The grant for TSMC, who is building a $12 billion plant in the Valley, will attempt to boost TGen’s efforts to sequence the genomes of different COVID-19 samples within the Arizona population, according to a press release.
TGen is also under contract with the Arizona Department of Health Services and the Centers for Disease Control and Prevention to sequence the samples. The government organizations are monitoring for the appearance of mutations and variants that could increase COVID-19’s virulence.
TGen’s Arizona COVID-19 Sequencing Dashboard includes over 21,000 sequenced genomes of positive cases in the state, according to the release.
The TSMC grant will accelerate TGen’s goal of providing a genomic sequence for each new COVID-19 variant in Arizona, the release said.

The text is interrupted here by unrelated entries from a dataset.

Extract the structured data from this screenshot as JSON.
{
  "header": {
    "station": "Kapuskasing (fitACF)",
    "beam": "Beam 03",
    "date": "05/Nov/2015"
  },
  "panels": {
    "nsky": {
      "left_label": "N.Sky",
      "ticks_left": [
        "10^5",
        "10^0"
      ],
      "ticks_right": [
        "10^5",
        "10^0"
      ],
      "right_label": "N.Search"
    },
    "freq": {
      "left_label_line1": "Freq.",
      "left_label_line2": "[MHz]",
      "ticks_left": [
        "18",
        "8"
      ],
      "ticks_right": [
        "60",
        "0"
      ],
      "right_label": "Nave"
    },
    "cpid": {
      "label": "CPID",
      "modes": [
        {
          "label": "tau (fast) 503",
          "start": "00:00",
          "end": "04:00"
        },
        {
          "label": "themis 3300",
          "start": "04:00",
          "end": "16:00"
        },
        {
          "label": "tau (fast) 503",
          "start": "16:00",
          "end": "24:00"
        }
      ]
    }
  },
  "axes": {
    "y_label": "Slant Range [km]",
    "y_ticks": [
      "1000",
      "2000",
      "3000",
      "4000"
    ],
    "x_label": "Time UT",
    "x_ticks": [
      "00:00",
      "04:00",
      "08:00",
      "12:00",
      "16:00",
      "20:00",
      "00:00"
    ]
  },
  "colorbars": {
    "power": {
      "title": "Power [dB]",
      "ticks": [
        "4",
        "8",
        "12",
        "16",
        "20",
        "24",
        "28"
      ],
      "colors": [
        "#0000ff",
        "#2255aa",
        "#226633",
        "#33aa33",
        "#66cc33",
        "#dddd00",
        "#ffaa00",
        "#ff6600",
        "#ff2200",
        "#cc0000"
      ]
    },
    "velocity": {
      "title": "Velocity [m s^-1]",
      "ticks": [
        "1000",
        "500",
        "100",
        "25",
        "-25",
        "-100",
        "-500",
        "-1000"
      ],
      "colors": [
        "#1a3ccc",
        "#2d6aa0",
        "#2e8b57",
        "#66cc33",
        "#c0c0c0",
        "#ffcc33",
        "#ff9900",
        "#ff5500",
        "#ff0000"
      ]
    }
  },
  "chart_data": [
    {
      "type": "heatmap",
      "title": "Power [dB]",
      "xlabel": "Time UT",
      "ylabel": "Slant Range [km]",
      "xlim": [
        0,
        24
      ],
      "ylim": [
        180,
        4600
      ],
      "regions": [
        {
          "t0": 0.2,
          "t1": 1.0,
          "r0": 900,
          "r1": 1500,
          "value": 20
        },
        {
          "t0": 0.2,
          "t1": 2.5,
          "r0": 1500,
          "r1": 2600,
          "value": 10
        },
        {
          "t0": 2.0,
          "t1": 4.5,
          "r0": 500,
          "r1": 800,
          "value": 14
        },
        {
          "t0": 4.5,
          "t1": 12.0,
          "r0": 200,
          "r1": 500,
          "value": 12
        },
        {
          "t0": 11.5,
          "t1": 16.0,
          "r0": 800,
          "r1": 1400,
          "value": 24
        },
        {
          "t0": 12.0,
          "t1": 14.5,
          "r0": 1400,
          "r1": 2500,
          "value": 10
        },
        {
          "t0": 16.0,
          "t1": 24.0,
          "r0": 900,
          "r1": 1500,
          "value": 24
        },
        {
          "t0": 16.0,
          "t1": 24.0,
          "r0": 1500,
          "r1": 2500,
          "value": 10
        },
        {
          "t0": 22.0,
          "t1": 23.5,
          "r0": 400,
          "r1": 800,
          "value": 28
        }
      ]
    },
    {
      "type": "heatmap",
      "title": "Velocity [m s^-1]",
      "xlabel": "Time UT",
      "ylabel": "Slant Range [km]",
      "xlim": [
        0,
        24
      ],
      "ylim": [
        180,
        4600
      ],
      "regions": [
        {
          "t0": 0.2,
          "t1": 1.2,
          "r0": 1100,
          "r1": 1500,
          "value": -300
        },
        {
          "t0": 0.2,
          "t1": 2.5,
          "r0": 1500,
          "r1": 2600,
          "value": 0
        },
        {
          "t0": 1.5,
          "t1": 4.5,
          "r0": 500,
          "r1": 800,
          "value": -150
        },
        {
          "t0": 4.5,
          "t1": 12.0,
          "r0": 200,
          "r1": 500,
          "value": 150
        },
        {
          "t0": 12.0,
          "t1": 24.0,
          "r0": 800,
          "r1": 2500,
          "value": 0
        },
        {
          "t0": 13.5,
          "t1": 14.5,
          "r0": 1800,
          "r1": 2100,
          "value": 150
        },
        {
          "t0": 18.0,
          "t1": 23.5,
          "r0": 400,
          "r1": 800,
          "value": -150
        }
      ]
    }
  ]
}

“While the numbers of new infections, hospitalizations and deaths plummet as more Arizonans are vaccinated, we cannot let down our guard as we continue to monitor the changing nature of this coronavirus, but also prepare for whatever the microbial world throws our way in the future,” Dr. David Engelthaler, director of TGen’s infectious disease division, said in the release.
TGen did not disclose the value of the grant.
Since the company is providing a detailed molecular analysis of COVID-19, TGen is able to track the specific virus variants involved in each case, and officials hope to use this information to identify mutations that may lead to vaccine breakthroughs.
Even though officials recognized that the current research has a significantly regional perspective, TGen plans to publicly release the laboratory procedures developed with the grant in order to enable replication of their sequencing methods, which will further improve the global pandemic response.
“Our long term goal is to ‘democratize’ sequencing, to decrease the costs and time and make the data accessible and actionable — in essence to make our society more pandemic-ready by providing rapid ‘pathogen intelligence’ to clinicians and public health officials,” Dr. Engelthaler said in the release.
“TSMC’s support will help us build a 21st century genomic infectious disease surveillance system in Arizona and beyond.”